Ultimately, high school English is about performance – what are we asking kids to do? Brooks’s students report:

Those who didn’t make it onto the honors or A.P. track hardly mention writing or reading at all. They talk about giving oral presentations and keeping reading journals evaluated with a big, meaningless check. They reveal putting on skits, reenacting some scene in a novel or play whose title they can’t recall. One student recounts a month of junior English class in which she and her classmates produced digital short film adaptations of the trial in “The Scarlet Letter.”

“Sounds fun,” I say to this student, a girl who would not know how to summarize a source or correct a sentence fragment if her life depended on it.

Obviously, these students are doing little to anything relevant either to themselves or their current or future language skill needs. I pick up hints of my own failings in that description, for sure. In a best case scenario, students are writing and reading a great deal, revising their work and reflecting on their learning outcomes. Mixed in there should be authentic tasks that aren’t writing and reading, but perhaps one or the other, or a media-based facsimile of writing skills, like outlining. Still, I’ve fallen prey to EnglishLite, with lots of presentations and media, and little writing or reading, justifying it by student choice. I should have worked harder and smarter to get everyone on board with what they needed to do, unit by unit.

So, what do students need to do? I take it as understood that nobody needs to read Faulkner or Joyce, Victorian novels, or Derek Walcott (everyone should read Derek Walcott, but only if they want to live a complete life as a human being, but maybe the world needs derivative traders, too). I also take it as understood that everyone should read an essay by David James Duncan, Richard Rodriguez, Judith Ortiz Cofer, Virginia Wolff, or Barbara Ehrenreich. Read, and then what?  Do they need to learn how to write? Brooks answers brilliantly:

I bounce the question off another friend, Amelia Shapiro, a longtime writing tutor and composition professor who now directs support services at a university in Hawaii.

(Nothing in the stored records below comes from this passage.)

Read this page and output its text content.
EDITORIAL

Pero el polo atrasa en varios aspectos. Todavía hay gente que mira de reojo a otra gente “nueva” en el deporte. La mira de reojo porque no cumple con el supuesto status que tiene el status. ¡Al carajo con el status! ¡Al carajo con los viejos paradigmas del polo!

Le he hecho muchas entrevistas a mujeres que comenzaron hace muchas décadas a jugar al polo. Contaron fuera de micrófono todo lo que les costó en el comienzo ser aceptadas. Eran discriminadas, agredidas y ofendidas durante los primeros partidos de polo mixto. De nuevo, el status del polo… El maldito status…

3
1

“I hate that fucking question,” she replies. “I hear it all the time and I hate it. No one asks this question about calculus, but who uses calculus besides math majors? If the question’s going to be asked about writing it should be asked about every subject. Even students who aren’t going to stay in college need to know how to write. We’ve all gotten emails or cover letters where we’ve judged people based on the writing. It’s not an essay but it’s still communication and people fail at it all the time in profound and meaningful ways.”

When I ask her why she thinks there’s such resistance to prioritizing and teaching writing, given its numerous applications, given its overlap with critical thinking skills, analytical skills, basic communication skills, she hesitates for a moment, then answers in three words: “It’s not fun.”

True, but then, teaching (and for that matter, learning) isn’t always fun. Changing my kid’s dirty diapers isn’t fun. Dragging my fat ass onto a treadmill isn’t fun. Helping my grandmother “fix” her computer isn’t fun. Sometimes we do things not because they’re fun but because they’re important.

In a word: Word! This is it, the hard, painful truth. Teaching writing serves kids, and it’s important. Writing is communication. Every day colleagues write me emails that could mean at least two things, and even with what I like to consider advanced reading skills in English, I struggle to discern their meanings. I judge – I’m a teacher. You judge, too. Students should learn to write not because it’s a “21st Century Skill,” but because it is an essential skill. Also, writing is thinking about text, and about the world, and about our own values, and there’s nothing more engaging or authentic.

I could go on all night about what is true in this piece, but read it yourself and share a comment or two. Let’s discuss, in writing. After all, I’m a writing teacher.